Das Handels- und Bankhaus Frege & Comp. in Leipzig (1739–1816)

Franz Steiner Verlag, Stuttgart, 2008.

 

 

 

 

Der Leipziger Kaufmann Christian Gottlob Frege (1715–1781), Begründer des Handels- und Bankhauses Frege & Co., genoss bereits unter den Zeitgenossen hohes Ansehen, Ludwig Veillodter zählte ihn 1796 unter die „merkwürdigen und berühmten Kaufleute“ und druckte eine kurze Lebensbeschreibung.
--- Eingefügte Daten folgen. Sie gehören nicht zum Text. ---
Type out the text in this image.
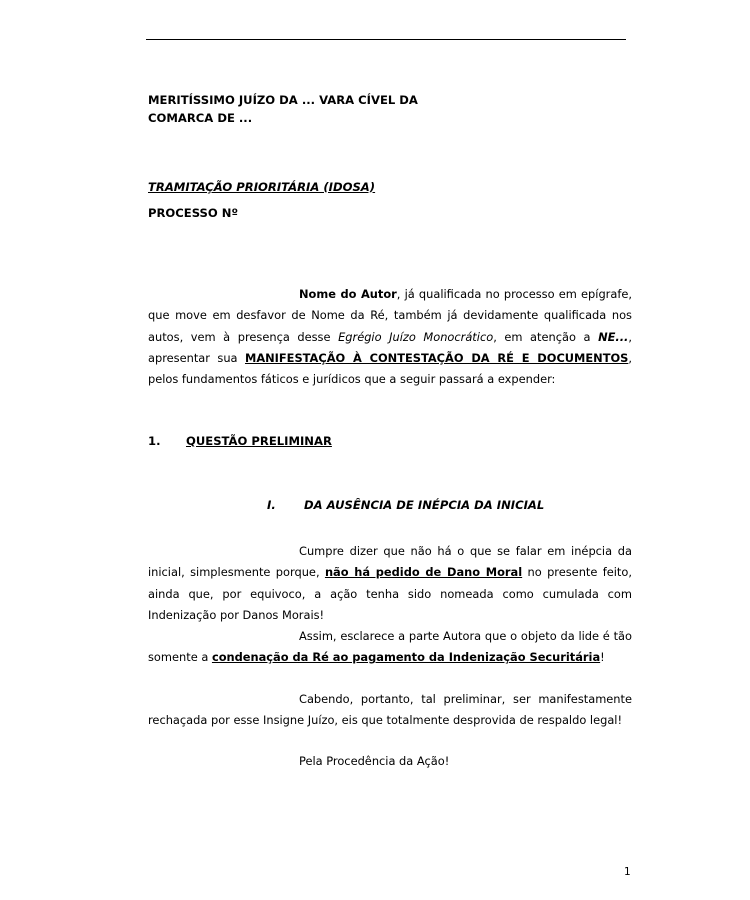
MERITÍSSIMO JUÍZO DA ... VARA CÍVEL DA
COMARCA DE ...
TRAMITAÇÃO PRIORITÁRIA (IDOSA)
PROCESSO Nº

Nome do Autor, já qualificada no processo em epígrafe, que move em desfavor de Nome da Ré, também já devidamente qualificada nos autos, vem à presença desse Egrégio Juízo Monocrático, em atenção a NE..., apresentar sua MANIFESTAÇÃO À CONTESTAÇÃO DA RÉ E DOCUMENTOS, pelos fundamentos fáticos e jurídicos que a seguir passará a expender:

1. QUESTÃO PRELIMINAR
I. DA AUSÊNCIA DE INÉPCIA DA INICIAL

Cumpre dizer que não há o que se falar em inépcia da inicial, simplesmente porque, não há pedido de Dano Moral no presente feito, ainda que, por equivoco, a ação tenha sido nomeada como cumulada com Indenização por Danos Morais!

Assim, esclarece a parte Autora que o objeto da lide é tão somente a condenação da Ré ao pagamento da Indenização Securitária!

Cabendo, portanto, tal preliminar, ser manifestamente rechaçada por esse Insigne Juízo, eis que totalmente desprovida de respaldo legal!

Pela Procedência da Ação!

1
Dieser zufolge beruhte der geschäftliche Erfolg Freges vor allem auf „Gefälligkeit und Höflichkeit“ gegenüber seinen Handelspartnern, auf seinem „unermüdeten Fleiß“ und auf drei günstigen Heiraten, die seinem Geschäft wiederholt „angesehnliche Vermögen … zubrachte[n].“ Dass Frege vor allem Wechselgeschäfte betrieb, daneben aber auch auch mit der „Verwaltung der Churfürstlichen Münze … Millionen um[setzte]“, erfahren wir aus Veillodter Darstellung ebenso, wie wir über sein Engagement im Bergbau, im Pulvergewerbe sowie bei der Alaun– und Vitriolverhüttung in Kenntnis gesetzt werden. [1] Die knappe biographische Skizze von Veillodter trägt die typischen Züge eines Nachrufs in volksaufklärerischer Absicht, der persönlichen Erfolg regelmäßig einem untadelhaften und vorbildlichen Charakter zuschreibt.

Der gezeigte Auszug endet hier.